I would like to use my speech to highlight three areas that the report draws attention to where the BBC needs to change. The first and most obvious, given the title of the report and its subject matter, is the way in which the BBC is funded. The current funding mechanism is not sustainable. My children’s generation find it baffling that they need a TV licence when they leave home to go to university without a television. If they want to watch anything, they are not watching on a television, as they do not own one, but we expect them to pay something linked to a TV set. It is not surprising that that generation is the least engaged group of BBC viewers. Linking funding to the ownership of a television set will be ever less justifiable—and this matters, because for a BBC to remain relevant to all, the way we pay for it must be relevant and justifiable to all of us. Changing the funding mechanism, as many others have said this morning, is not going to be easy, but not changing sends the BBC down a certain path where gradually it becomes less and less relevant to society.
The report sets out the pros and cons of the various options. It is clear that an advertising model or full-subscription model would not be financially sustainable or consistent with a mandate of universality. Some form of levy will likely be necessary. We are not the first country to face this transition of funding our public service broadcaster based on the TV set and moving towards some form of levy, and there is much to learn from Germany, Switzerland and Scandinavian countries. One of the biggest learnings, as the noble Lord, Lord Hall, highlighted, is that this takes time. If we are going to do this, we need to get started. Even to be in a position to make a decision for the next charter renewal period, we do not have much time left. Can my noble friend the Minister confirm what the timetable is that gets us to a decision point with ample opportunity for full public consultation and debate in time for the next charter renewal?
Secondly, I would like to address how the BBC delivers on its commitment to universality. I know that the BBC reaches 75% of 16 to 34 year-olds each week, but TikTok is ahead of it with 16 to 24 year-olds. We heard directly from young people in Salford and from people of all ages from other communities outside the elite metropolitan bubble we live in here that they do not feel that the BBC fully reflects them and their interests. Just as how we pay for the BBC must reflect modern society, of course the content really needs to too. I appreciate that this is not easy, and cannot mean that the BBC tries to literally be all things to all people. Choices need to be made, and made wisely. But I worry that the BBC leadership finds it hard to admit the scale of this challenge for fear of the debate really being existential. I think the opposite is true: the only thing that could present an existential threat to the BBC is a failure to acknowledge the need to improve and therefore not to listen hard enough to those communities’ needs. The BBC should be more open about the challenges it faces in delivering for all communities and work ever harder to address them.

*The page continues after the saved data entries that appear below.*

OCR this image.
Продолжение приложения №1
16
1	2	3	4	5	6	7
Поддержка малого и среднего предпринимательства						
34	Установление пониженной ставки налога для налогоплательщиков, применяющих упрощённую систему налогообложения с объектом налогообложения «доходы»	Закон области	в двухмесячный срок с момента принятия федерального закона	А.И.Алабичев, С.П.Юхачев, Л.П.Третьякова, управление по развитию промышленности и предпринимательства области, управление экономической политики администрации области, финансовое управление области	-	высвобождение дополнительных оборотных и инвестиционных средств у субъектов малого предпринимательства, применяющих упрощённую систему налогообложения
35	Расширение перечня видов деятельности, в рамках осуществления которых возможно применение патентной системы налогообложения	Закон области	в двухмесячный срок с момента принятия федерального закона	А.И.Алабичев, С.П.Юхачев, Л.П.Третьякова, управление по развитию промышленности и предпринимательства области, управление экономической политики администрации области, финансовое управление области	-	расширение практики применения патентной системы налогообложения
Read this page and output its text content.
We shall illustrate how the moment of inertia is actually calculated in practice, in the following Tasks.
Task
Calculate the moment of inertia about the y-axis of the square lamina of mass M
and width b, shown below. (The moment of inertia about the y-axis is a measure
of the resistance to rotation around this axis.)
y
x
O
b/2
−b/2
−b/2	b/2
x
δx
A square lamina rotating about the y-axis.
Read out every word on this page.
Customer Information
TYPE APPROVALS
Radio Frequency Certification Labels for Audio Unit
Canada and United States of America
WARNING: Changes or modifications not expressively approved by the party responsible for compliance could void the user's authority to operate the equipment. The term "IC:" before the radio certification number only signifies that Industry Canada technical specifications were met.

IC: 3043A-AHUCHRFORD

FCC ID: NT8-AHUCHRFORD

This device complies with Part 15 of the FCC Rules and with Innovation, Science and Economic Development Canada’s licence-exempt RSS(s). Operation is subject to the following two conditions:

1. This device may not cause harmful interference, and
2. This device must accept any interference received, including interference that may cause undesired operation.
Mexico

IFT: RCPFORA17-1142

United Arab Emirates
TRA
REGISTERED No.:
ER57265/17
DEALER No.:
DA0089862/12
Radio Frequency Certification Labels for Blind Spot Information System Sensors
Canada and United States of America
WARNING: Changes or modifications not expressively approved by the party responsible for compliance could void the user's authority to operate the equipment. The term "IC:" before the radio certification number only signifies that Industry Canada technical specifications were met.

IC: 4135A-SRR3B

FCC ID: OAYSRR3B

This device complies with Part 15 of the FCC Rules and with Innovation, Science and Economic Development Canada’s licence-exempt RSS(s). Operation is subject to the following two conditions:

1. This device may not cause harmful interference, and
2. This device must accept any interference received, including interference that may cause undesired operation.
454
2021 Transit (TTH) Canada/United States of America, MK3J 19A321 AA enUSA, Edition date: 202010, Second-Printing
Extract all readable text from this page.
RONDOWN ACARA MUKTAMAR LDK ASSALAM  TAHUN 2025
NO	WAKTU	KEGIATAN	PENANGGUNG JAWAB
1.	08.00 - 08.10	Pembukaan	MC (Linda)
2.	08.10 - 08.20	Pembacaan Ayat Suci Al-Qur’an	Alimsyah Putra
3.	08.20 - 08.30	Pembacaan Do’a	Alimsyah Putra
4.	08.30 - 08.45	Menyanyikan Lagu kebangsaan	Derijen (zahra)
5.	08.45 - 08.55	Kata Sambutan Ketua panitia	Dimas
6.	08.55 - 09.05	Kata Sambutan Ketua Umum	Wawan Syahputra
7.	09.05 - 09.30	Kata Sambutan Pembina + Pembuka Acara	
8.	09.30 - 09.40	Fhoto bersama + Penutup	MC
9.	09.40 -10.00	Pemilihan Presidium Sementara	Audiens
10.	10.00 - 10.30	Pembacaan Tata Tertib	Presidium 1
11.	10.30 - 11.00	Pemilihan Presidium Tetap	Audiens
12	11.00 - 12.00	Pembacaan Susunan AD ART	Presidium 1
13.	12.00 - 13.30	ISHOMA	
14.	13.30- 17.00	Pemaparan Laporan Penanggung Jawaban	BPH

Thirdly, we need the BBC to lead us in this overall work. It was encouraging, as my noble friend said, to see the recent speech made by the BBC director-general at the television conference and hear that he is aiming to make the BBC a digitally-led public service media company. But one speech does not deliver it, nor does one speech give us sufficient clarity on the BBC’s long term vision and plan to inform, educate and entertain us in the digital era. I know that the director-general is right that no organisation on the planet has delivered a successful digital transformation without investment, but no investment proposal should be approved without a compelling long-term vision and plan. We need the BBC to be brave and to set that out for us. That is hard to do if you think the real debate is about your existence—but it is not, and should not be. It is about how the BBC thrives and continues to play a central role in our society for the next 100 years.